Die RBI entschied, den Leitzins unverändert zu lassen, da die Lage im Nahen Osten und die Dynamik der Ölpreise weiterhin entscheidende Faktoren für die Inflationserwartungen und die regionale Währungsstabilität sind. Die Märkte warten auf das Urteil der Aufsichtsbehörde.


Hier ist eine analytische Betrachtung im Stil eines unabhängigen Finanzanalysten, die sich auf die verborgenen Mechanismen konzentriert, die in offiziellen Pressemitteilungen und Schlagzeilen nicht sichtbar sind.

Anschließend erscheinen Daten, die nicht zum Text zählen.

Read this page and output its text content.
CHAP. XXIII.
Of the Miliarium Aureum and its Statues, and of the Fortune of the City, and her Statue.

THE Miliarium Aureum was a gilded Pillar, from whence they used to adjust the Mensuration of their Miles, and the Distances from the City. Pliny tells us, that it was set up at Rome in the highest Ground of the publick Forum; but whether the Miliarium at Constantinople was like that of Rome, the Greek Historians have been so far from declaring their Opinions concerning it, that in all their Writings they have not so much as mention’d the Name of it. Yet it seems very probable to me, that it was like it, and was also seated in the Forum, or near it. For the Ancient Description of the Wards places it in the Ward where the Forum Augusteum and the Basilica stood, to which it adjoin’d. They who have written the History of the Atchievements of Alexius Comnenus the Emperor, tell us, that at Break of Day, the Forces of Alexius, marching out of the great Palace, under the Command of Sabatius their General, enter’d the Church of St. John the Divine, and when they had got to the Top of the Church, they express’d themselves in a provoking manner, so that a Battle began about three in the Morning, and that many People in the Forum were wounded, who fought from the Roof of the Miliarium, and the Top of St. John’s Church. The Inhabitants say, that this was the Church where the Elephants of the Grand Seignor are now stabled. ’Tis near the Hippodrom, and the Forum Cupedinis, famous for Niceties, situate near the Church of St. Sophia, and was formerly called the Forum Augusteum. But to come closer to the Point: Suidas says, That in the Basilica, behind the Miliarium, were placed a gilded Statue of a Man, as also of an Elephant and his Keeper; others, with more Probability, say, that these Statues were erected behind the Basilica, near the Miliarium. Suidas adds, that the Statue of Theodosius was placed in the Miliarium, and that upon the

Kalte Dusche für den Markt: Warum die Pause der RBI keine Ruhe, sondern eine tödliche Anspannung ist

Sie haben die Nachricht gelesen: Die Reserve Bank of India beließ den Leitzins bei 5,25 %. Der formale Grund ist die Unsicherheit um die US-Iran-Gespräche und die Volatilität der Ölpreise. Die Märkte warten, wie es heißt, auf das Urteil. Es klingt nach einer routinemäßigen Zentralbankentscheidung in turbulenten Zeiten. Aber wer wirklich versteht, wie Schwellenländer funktionieren, weiß: Die Pause der RBI ist kein Akt der Ruhe. Es ist ein Akt der Verzweiflung. Und wenn Sie glauben, dass dies Ihr Portfolio nicht betrifft, weil Sie nicht mit der Rupie handeln, irren Sie sich gewaltig. Denn Indiens Kopfschmerzen sind der Kanarienvogel im Kohlebergwerk für alle Schwellenländerwährungen.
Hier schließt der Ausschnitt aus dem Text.